Organoleptically, the Kew team organised blind tasting sessions with coffee professionals in 2021 and 2022. The results were striking: Coffea stenophylla scored comparably to standard-quality Arabica, with floral, fruity and spiced descriptors. Some tasters even perceived profiles reminiscent of blackcurrant, nutmeg and jasmine. Its caffeine content is moderate, similar to Arabica. A notable historical footnote: a 19th-century French document already described Stenophylla as 'superior' to Libérica and comparable to the finest Arabian coffee — a reputation confirmed 130 years later by scientific blind tests.

Coffea stenophylla: advantages for tomorrow's coffee industry

Coffea stenophylla: The Rediscovered Species That Could Reshape Coffee's Future

Coffea stenophylla's reentry into the specialty coffee conversation is one of the most remarkable scientific stories of the 2020s. The species — native to the highlands of Sierra Leone, Guinea, and Ivory Coast in West Africa — was commercially grown in the 19th century and reportedly commanded prices comparable to high-quality Arabica, prized for its superior cup quality over local Robusta. As global demand shifted and Arabica cultivation expanded in the 20th century, stenophylla effectively disappeared from commercial production and from scientific attention, existing only in a few botanical gardens and as wild populations in West African forests. Its rediscovery was formalized in a 2022 study in Nature Plants by researchers from the Royal Botanic Gardens, Kew, and the University of Greenwich, which described sensory evaluation results that sent shockwaves through the specialty industry.

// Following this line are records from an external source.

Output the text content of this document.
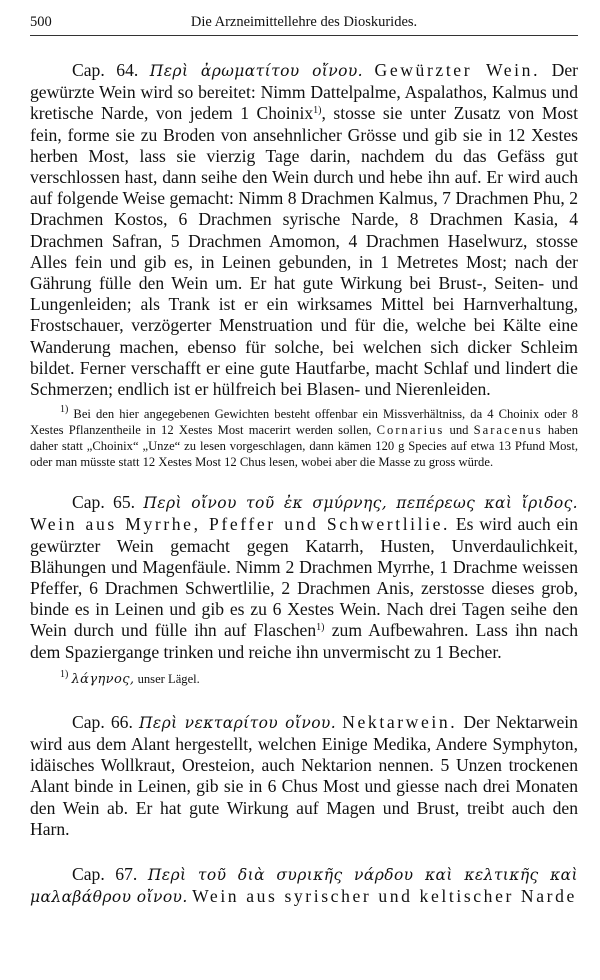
500	Die Arzneimittellehre des Dioskurides.

Cap. 64. Περὶ ἀρωματίτου οἴνου. Gewürzter Wein. Der gewürzte Wein wird so bereitet: Nimm Dattelpalme, Aspalathos, Kalmus und kretische Narde, von jedem 1 Choinix$^{1)}$, stosse sie unter Zusatz von Most fein, forme sie zu Broden von ansehnlicher Grösse und gib sie in 12 Xestes herben Most, lass sie vierzig Tage darin, nachdem du das Gefäss gut verschlossen hast, dann seihe den Wein durch und hebe ihn auf. Er wird auch auf folgende Weise gemacht: Nimm 8 Drachmen Kalmus, 7 Drachmen Phu, 2 Drachmen Kostos, 6 Drachmen syrische Narde, 8 Drachmen Kasia, 4 Drachmen Safran, 5 Drachmen Amomon, 4 Drachmen Haselwurz, stosse Alles fein und gib es, in Leinen gebunden, in 1 Metretes Most; nach der Gährung fülle den Wein um. Er hat gute Wirkung bei Brust-, Seiten- und Lungenleiden; als Trank ist er ein wirksames Mittel bei Harnverhaltung, Frostschauer, verzögerter Menstruation und für die, welche bei Kälte eine Wanderung machen, ebenso für solche, bei welchen sich dicker Schleim bildet. Ferner verschafft er eine gute Hautfarbe, macht Schlaf und lindert die Schmerzen; endlich ist er hülfreich bei Blasen- und Nierenleiden.

$^{1)}$ Bei den hier angegebenen Gewichten besteht offenbar ein Missverhältniss, da 4 Choinix oder 8 Xestes Pflanzentheile in 12 Xestes Most macerirt werden sollen, Cornarius und Saracenus haben daher statt „Choinix“ „Unze“ zu lesen vorgeschlagen, dann kämen 120 g Species auf etwa 13 Pfund Most, oder man müsste statt 12 Xestes Most 12 Chus lesen, wobei aber die Masse zu gross würde.

Cap. 65. Περὶ οἴνου τοῦ ἐκ σμύρνης, πεπέρεως καὶ ἴριδος. Wein aus Myrrhe, Pfeffer und Schwertlilie. Es wird auch ein gewürzter Wein gemacht gegen Katarrh, Husten, Unverdaulichkeit, Blähungen und Magenfäule. Nimm 2 Drachmen Myrrhe, 1 Drachme weissen Pfeffer, 6 Drachmen Schwertlilie, 2 Drachmen Anis, zerstosse dieses grob, binde es in Leinen und gib es zu 6 Xestes Wein. Nach drei Tagen seihe den Wein durch und fülle ihn auf Flaschen$^{1)}$ zum Aufbewahren. Lass ihn nach dem Spaziergange trinken und reiche ihn unvermischt zu 1 Becher.

$^{1)}$ λάγηνος, unser Lägel.

Cap. 66. Περὶ νεκταρίτου οἴνου. Nektarwein. Der Nektarwein wird aus dem Alant hergestellt, welchen Einige Medika, Andere Symphyton, idäisches Wollkraut, Oresteion, auch Nektarion nennen. 5 Unzen trockenen Alant binde in Leinen, gib sie in 6 Chus Most und giesse nach drei Monaten den Wein ab. Er hat gute Wirkung auf Magen und Brust, treibt auch den Harn.

Cap. 67. Περὶ τοῦ διὰ συρικῆς νάρδου καὶ κελτικῆς καὶ μαλαβάθρου οἴνου. Wein aus syrischer und keltischer Narde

The Nature Plants paper reported that professional cuppers evaluated Coffea stenophylla samples blind alongside Arabica lots and rated stenophylla competitively — in some tastings, the cupping panel could not reliably distinguish stenophylla from Arabica. More significantly, the team documented that stenophylla grows natively at temperatures up to 6.8°C warmer than commercial Arabica cultivation zones, making it a candidate for production in regions that will become unsuitable for Arabica as climate change progresses. Cup descriptors included 'fruity,' 'floral,' 'chocolate,' and 'Arabica-like' — descriptions that, coming from blind evaluation by experienced tasters, represent genuine evidence of the species' sensory potential rather than marketing language. The paper attracted global media attention and triggered breeding interest from institutions in multiple producing countries.

Practical Recommendations

The commercial future of Coffea stenophylla remains genuinely uncertain but more promising than it was five years ago. Propagation is underway at research stations in Sierra Leone and West African partner institutions; roasters in Scandinavia and the UK have already received and evaluated pilot lots. The timeline from current research to commercially available specialty stenophylla is realistically five to ten years — the propagation, agronomic development, and supply chain establishment required are substantial. Follow the work of World Coffee Research and the Royal Botanic Gardens, Kew for updates. If you have the opportunity to taste a stenophylla sample through a specialty roaster experimenting with it, prioritize the experience — you'd be participating in the ground floor of a potentially transformative chapter in coffee history.